- First tankōbon volume cover

隣の元カレくん
- Genre: Romance
- Written by: ago
- Published by: Shueisha
- Imprint: Margaret Comics
- Magazine: Manga Mee
- Original run: April 12, 2024 – present
- Volumes: 7

= Tonari no Motokare-kun =

Japanese manga series

 (隣の元カレくん, Tonari no Motokare-kun) is a Japanese manga series written and illustrated by ago. It began serialization on Shueisha's Manga Mee website in April 2024.

==Synopsis==
Kuroki and Inaba were once high school sweethearts who once broke up and went their separate ways. Now in her 40s, divorced and with a child not in her custody, Kuroki now lives alone in Hokkaido, and spends her time thinking of Inaba. She later finds out that Inaba has moved in next door, which gives her the opportunity to confess her long-held feelings for him despite their break-up.

==Publication==
Written and illustrated by ago, Tonari no Motokare-kun began serialization on Shueisha's Manga Mee website on April 12, 2024. Its chapters have been compiled into seven tankōbon volumes as of September 2026.
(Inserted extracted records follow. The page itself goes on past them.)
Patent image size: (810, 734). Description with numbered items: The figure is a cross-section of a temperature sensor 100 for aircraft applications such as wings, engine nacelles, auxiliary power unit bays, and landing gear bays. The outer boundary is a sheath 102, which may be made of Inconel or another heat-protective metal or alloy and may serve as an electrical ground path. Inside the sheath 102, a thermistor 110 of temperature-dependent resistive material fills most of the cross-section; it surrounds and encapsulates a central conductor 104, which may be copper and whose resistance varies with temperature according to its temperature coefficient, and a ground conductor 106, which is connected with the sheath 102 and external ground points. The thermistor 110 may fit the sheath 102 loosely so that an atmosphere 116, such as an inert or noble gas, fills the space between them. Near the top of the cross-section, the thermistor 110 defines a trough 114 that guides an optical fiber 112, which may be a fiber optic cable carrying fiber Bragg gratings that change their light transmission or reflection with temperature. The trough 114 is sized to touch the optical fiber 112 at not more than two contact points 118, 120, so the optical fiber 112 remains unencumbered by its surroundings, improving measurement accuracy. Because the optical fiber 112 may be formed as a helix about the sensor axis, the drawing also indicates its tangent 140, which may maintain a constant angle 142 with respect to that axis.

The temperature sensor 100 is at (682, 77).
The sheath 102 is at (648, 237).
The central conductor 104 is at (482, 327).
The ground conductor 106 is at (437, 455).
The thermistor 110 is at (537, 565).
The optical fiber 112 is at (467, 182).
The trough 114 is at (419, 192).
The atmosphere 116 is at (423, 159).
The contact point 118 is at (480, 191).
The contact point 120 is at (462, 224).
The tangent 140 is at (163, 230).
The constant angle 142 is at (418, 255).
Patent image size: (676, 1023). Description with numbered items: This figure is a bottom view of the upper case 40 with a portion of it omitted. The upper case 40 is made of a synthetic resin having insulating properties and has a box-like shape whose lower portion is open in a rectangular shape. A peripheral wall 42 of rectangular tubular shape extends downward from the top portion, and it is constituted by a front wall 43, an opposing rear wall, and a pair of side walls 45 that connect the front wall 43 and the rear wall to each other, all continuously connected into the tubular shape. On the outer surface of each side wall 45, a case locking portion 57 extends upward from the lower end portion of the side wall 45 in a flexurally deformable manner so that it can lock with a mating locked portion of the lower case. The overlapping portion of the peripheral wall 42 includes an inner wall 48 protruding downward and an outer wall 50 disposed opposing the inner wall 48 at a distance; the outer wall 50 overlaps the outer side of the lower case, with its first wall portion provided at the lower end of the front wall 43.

| No. | Release date | ISBN |
|---|---|---|
| 1 | June 25, 2025 | 978-4-08-843164-2 |
| 2 | June 25, 2025 | 978-4-08-843165-9 |
| 3 | October 24, 2025 | 978-4-08-843208-3 |
| 4 | January 23, 2026 | 978-4-08-843227-4 |
| 5 | April 23, 2026 | 978-4-08-843258-8 |
| 6 | June 25, 2026 | 978-4-08-843276-2 |
| 7 | September 25, 2026 | 978-4-08-843303-5 |
| 8 | November 25, 2026 | 978-4-08-843323-3 |

==Reception==
The series won the second place prize at the 2026 EbookJapan Manga Awards.